M’hamed Issiakhem est né le 17 juin 1928 à Taboudoucht, dans la wilaya de Tizi-Ouzou. Il meurt à Alger le 1er décembre 1985. Entre ces deux dates, quelle vie tourmentée et tumultueuse a été la sienne. Je pourrais, insensible, ajouter : pour notre bonheur, tant son inspiration, son style, tout son art en fait ne fait qu’un avec cette vie hors du commun qui fut la sienne. Les vicissitudes de la vie ont fait qu’il a été habité par son art, son refuge. Sa manière de peindre, ses tableaux sont reconnaissables entre tous : c’est la marque du génie. Des lignes jamais en rondeur, un trait tourmenté comme autant de coups de canif portés à la face de la toile, une revanche sur le sort.
Œil-de-lynx, comme l’appelait son alter ego Kateb Yacine, visait juste. Les quelques toiles exposées au Musée des Beaux-Arts donnent un premier aperçu du génie d’Issiakhem. « Carré bleu » en est la preuve incontestable.
LIRE AUSSI: M’hamed Issiakhem raconté par sa petite cousine Djamilia
En 1970, j’étais étudiant à Alger et par le plus heureux des hasards, j’ai passé une soirée illuminée par la présence d’Issiakhem. L’ami chez qui je me trouvais ce soir-là était l’heureux propriétaire de trois tableaux d’Issiakhem et il m’apprend que ce dernier allait passer chez lui avec un cameraman pour filmer les tableaux dans le cadre de la réalisation d’un documentaire. Je ne connaissais pas le titre des tableaux mais ils représentaient une « Femme en bleu », une « Femme portant des enfants » et « Deux amis ».

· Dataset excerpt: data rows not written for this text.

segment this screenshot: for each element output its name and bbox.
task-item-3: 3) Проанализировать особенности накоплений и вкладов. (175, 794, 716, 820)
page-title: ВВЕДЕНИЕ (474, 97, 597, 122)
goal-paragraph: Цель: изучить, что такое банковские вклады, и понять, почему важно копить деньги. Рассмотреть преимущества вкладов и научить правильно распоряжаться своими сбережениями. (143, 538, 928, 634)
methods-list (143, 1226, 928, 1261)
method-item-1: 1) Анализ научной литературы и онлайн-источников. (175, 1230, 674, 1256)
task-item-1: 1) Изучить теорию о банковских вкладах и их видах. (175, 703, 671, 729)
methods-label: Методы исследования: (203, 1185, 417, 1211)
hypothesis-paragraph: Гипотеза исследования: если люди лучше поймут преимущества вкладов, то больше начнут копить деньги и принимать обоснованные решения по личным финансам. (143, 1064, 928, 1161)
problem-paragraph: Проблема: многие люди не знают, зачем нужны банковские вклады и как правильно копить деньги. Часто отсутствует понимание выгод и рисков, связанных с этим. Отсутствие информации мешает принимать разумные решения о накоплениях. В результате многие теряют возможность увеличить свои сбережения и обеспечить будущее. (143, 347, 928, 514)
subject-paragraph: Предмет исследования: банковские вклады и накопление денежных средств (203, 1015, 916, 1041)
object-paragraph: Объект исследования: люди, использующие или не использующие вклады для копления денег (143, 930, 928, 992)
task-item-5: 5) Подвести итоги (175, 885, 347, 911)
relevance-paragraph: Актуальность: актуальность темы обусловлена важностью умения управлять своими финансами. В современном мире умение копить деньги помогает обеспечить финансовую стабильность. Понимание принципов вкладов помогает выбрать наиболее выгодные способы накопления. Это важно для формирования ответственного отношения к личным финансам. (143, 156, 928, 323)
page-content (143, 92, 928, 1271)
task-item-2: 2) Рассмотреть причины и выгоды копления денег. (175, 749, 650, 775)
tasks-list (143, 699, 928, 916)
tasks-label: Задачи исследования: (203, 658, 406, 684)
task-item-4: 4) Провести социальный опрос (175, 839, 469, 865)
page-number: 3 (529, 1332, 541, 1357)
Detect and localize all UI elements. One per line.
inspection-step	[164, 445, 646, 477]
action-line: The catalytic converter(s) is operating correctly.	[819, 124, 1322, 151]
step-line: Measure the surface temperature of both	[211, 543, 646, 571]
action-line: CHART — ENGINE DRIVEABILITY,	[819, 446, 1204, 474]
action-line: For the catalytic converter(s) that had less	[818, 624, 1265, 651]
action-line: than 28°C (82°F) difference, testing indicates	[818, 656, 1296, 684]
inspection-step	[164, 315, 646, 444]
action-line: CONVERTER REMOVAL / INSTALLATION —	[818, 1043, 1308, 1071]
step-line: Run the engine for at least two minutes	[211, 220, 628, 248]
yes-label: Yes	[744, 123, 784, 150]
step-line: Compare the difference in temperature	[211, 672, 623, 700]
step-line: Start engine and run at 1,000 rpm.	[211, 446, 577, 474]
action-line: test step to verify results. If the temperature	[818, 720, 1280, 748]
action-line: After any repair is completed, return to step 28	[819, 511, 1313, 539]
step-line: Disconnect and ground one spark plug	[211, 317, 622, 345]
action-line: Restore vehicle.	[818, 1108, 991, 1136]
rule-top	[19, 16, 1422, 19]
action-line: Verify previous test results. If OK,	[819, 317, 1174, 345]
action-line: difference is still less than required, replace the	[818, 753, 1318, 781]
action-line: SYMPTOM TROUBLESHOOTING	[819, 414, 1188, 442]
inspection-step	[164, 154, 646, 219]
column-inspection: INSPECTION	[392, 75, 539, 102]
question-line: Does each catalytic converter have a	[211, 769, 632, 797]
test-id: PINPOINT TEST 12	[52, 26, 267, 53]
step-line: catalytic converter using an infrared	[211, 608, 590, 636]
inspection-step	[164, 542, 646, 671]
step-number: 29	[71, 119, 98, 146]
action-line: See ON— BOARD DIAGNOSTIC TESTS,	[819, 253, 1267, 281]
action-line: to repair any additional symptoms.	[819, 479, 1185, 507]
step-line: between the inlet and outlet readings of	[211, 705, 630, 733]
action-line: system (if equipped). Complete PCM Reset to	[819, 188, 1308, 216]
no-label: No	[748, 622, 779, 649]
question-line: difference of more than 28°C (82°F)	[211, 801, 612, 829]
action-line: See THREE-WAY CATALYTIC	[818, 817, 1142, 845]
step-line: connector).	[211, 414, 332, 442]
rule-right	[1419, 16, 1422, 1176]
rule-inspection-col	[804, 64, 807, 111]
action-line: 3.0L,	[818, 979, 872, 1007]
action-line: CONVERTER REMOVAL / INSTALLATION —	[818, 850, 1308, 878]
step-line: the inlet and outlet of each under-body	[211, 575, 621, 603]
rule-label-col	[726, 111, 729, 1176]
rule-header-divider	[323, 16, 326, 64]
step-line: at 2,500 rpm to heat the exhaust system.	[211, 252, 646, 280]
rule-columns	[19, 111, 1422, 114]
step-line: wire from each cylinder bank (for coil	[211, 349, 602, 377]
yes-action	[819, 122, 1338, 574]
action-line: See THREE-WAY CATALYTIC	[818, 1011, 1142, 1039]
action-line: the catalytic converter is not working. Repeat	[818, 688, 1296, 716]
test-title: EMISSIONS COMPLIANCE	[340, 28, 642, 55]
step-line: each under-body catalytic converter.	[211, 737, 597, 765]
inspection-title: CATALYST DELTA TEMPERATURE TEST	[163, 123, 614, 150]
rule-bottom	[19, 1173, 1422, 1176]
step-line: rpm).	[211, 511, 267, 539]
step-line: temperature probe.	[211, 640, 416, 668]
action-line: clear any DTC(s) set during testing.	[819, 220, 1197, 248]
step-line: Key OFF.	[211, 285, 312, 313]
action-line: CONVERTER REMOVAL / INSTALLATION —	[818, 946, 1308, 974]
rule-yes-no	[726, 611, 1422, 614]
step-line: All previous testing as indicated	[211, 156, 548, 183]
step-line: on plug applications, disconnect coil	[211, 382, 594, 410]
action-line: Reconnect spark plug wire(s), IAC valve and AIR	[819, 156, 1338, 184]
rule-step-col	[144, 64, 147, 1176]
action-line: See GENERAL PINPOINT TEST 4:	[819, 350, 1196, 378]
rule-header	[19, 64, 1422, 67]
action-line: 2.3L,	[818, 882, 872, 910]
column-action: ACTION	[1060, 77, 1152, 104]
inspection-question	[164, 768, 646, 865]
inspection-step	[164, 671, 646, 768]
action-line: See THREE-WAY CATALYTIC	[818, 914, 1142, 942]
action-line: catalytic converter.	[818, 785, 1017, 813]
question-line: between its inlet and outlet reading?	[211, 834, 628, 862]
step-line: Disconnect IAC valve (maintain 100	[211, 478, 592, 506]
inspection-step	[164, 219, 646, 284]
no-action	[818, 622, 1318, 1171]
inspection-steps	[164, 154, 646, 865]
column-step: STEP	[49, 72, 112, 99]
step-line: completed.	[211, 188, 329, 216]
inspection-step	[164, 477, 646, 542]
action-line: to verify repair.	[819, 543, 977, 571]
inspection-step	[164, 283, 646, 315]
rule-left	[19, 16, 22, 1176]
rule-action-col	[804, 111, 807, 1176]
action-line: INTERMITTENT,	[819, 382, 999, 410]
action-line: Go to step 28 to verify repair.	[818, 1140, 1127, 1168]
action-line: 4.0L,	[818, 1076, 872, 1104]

Autant préciser que l’artiste et le cameraman sont arrivés bien tard et qu’ils avaient selon toutes apparences des oiseaux dans la tête. Mais voir le Maître a un prix. Et après une fastidieuse mise en place du matériel, tout est enfin prêt pour commencer à filmer.
« Femme en bleu » est le premier tableau à être filmé, après la mise au point et le réglage de la lumière du projecteur. Le cameraman invite Issiakhem à regarder à travers l’objectif pour une dernière vérification. Et c’est là qu’il a une réaction aussi extraordinaire qu’inattendue : il crie carrément son admiration devant son propre tableau, comme s’il le découvrait pour la première fois. Il nous invite d’ailleurs tous à regarder à travers l’objectif : « Venez voir, nous dit-il, Klee à côté de ça, c’est rien du tout ! ». Il est vrai qu’en gros plan et sous la lumière du projecteur, la vision du tableau est complètement transformée.
Pour le tableau suivant, représentant une « Femme portant ses enfants », il nous demande d’emblée quel est le nombre d’enfants représentés. Il se trouvait qu’on en a oublié un que lui seul d’ailleurs voyait. Il réclame alors un feutre pour accentuer les conteurs d’un dernier enfant auquel il trouva tout de suite un surnom très approprié : el-menssi. L’allusion n’était que trop claire.
Avec la même verve, il se tourna vers le troisième tableau qui représentait « Deux amis » qui selon lui n’avait pas le courage de se regarder dans les yeux.
L’œuvre polymorphe d’Issiakhem révèle l’immense talent de cet artiste hors norme, mais qui reste méconnu dans son propre pays. Les expositions qui lui sont consacrées sont rares. Il n’existe pas encore de catalogue exhaustif de ses tableaux. On se demande si une telle entreprise est seulement possible au vu de la dispersion de ses peintures et le mutisme des propriétaires. La côte considérable des tableaux opacifie encore plus les choses. Il se murmure justement beaucoup de choses et depuis longtemps sur la véritable « curatelle » dont à fait l’objet Issiakhem , de son vivant et jusqu’à nos jours. Aujourd’hui, cette œuvre met en jeu des sommes considérables, pour ne pas dire astronomiques.
Issiakhem, le plus « artiste » de nos artistes
Issiakhem, le plus « artiste » de nos artistes, le plus prolifique, serait devenu un tel enjeu économique qu’il échapperait à lui-même, à sa famille et ses proches, et…à son pays. Ii est dit que le tableau le plus bas tournerait autour des 50.000 euros.
A cela, il faut ajouter la fâcheuse tendance du pouvoir à altérer tout ce qui brille, et qui pourrait révéler sa propre obscurité. Et de l’obscurité à l’obscurantisme, il n’y a qu’un pas.
Un jour arrivera sans doute où lui sera rendu l’hommage qui lui est dû. Ce jour-là sera à n’en point douter un grand jour.